Their love story had been interrupted by curses and fear and half-truths. It deserved at least a shot at a new chapter.

It also wasn’t my job to manage.

“Boundaries,” I muttered as I rinsed off the suds. “Circle first. Parent reunion subplot later.”

I stepped out of the shower, dried off, and looked up to see the mirror making my left eyebrow look skeptical.

I returned to the bedroom to find Keegan halfway dressed, tugging on his shirt with the kind of stubborn determination usually reserved for people arming themselves. The curse-shadow around him had faded a fraction, but it still clung. He moved a little carefully, like his joints had sand in them.

He caught me looking and lifted his brow. “What’s that face?”

“Just mentally writing a strongly worded letter to whatever designed this curse,” I said.

“Get in line,” he said.

I crossed to him and reached for the buttons. “Let me.”

His gaze softened as I started fastening them one by one. Up close, I could see the faint tremor in his hands, the tightness at the corners of his mouth. But his eyes, those infuriatingly loyal hazel eyes, were clear.

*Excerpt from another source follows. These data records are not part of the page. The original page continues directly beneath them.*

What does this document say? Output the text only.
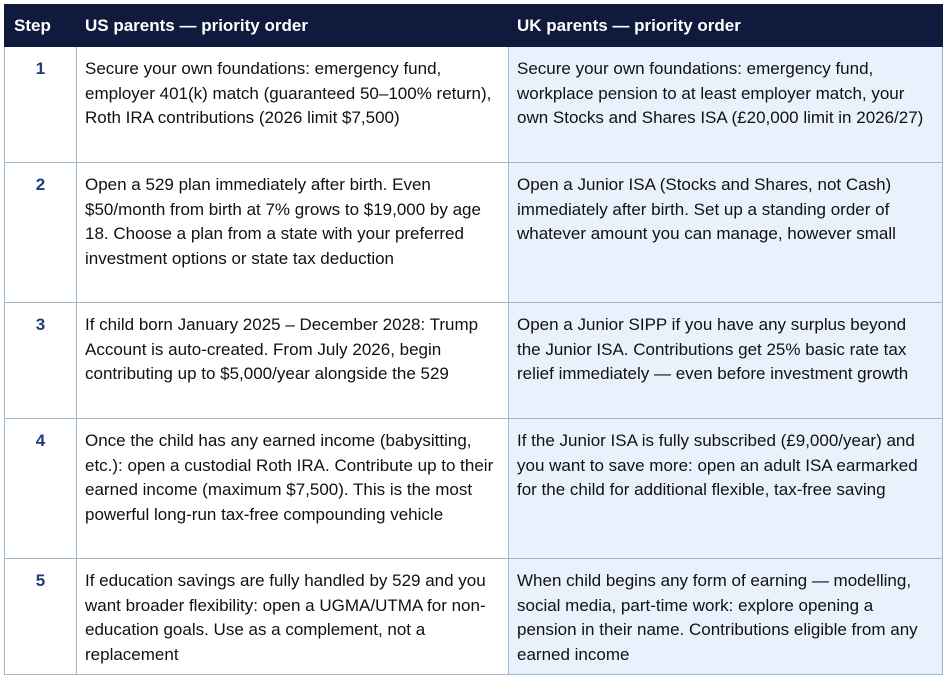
Step	US parents — priority order	UK parents — priority order
1	Secure your own foundations: emergency fund, employer 401(k) match (guaranteed 50–100% return), Roth IRA contributions (2026 limit $7,500)	Secure your own foundations: emergency fund, workplace pension to at least employer match, your own Stocks and Shares ISA (£20,000 limit in 2026/27)
2	Open a 529 plan immediately after birth. Even $50/month from birth at 7% grows to $19,000 by age 18. Choose a plan from a state with your preferred investment options or state tax deduction	Open a Junior ISA (Stocks and Shares, not Cash) immediately after birth. Set up a standing order of whatever amount you can manage, however small
3	If child born January 2025 – December 2028: Trump Account is auto-created. From July 2026, begin contributing up to $5,000/year alongside the 529	Open a Junior SIPP if you have any surplus beyond the Junior ISA. Contributions get 25% basic rate tax relief immediately — even before investment growth
4	Once the child has any earned income (babysitting, etc.): open a custodial Roth IRA. Contribute up to their earned income (maximum $7,500). This is the most powerful long-run tax-free compounding vehicle	If the Junior ISA is fully subscribed (£9,000/year) and you want to save more: open an adult ISA earmarked for the child for additional flexible, tax-free saving
5	If education savings are fully handled by 529 and you want broader flexibility: open a UGMA/UTMA for non-education goals. Use as a complement, not a replacement	When child begins any form of earning — modelling, social media, part-time work: explore opening a pension in their name. Contributions eligible from any earned income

“How’s your head?” he asked quietly.

“Full,” I said. “At least we know what he wants. Mostly.”

“Do we?” Keegan asked. “Because all I’ve got is ‘not to die’ and ‘not to be owned.’”

“That’s something,” I said. “It means his goals intersect with ours… for now.”

Keegan slid his fingers under my chin, lifting my face. “I still don’t like him near you.”

“I know,” I said. “I still don’t like the curse near you. We’re both going to have to tolerate unpleasant proximity today.”

He sighed. “Fine. But if he so much as looks at you like you’re a spell component, I’ll rearrange his jaw.”

I smiled, even as my stomach twisted. “Duly noted.”

A knock pounded at the door before I could say anything else.

“Mighty Headmistress!” Twobble’s voice rang out cheerfully. “Are you decent? And if so, can you fix that? It’s unnerving.”

I groaned. “Why is that my goblin?”

Because you fed him, a traitorous part of me answered.

Keegan stepped back, expression smoothing into something approximating composure. I opened the door.

Twobble and Skonk stood on the porch like a chaotic welcome committee.

Twobble had crumbs on his shirt and ink on his nose. Skonk clutched a notebook to his chest like a holy text. Both wore expressions that tried very hard to be solemn and failed around the edges.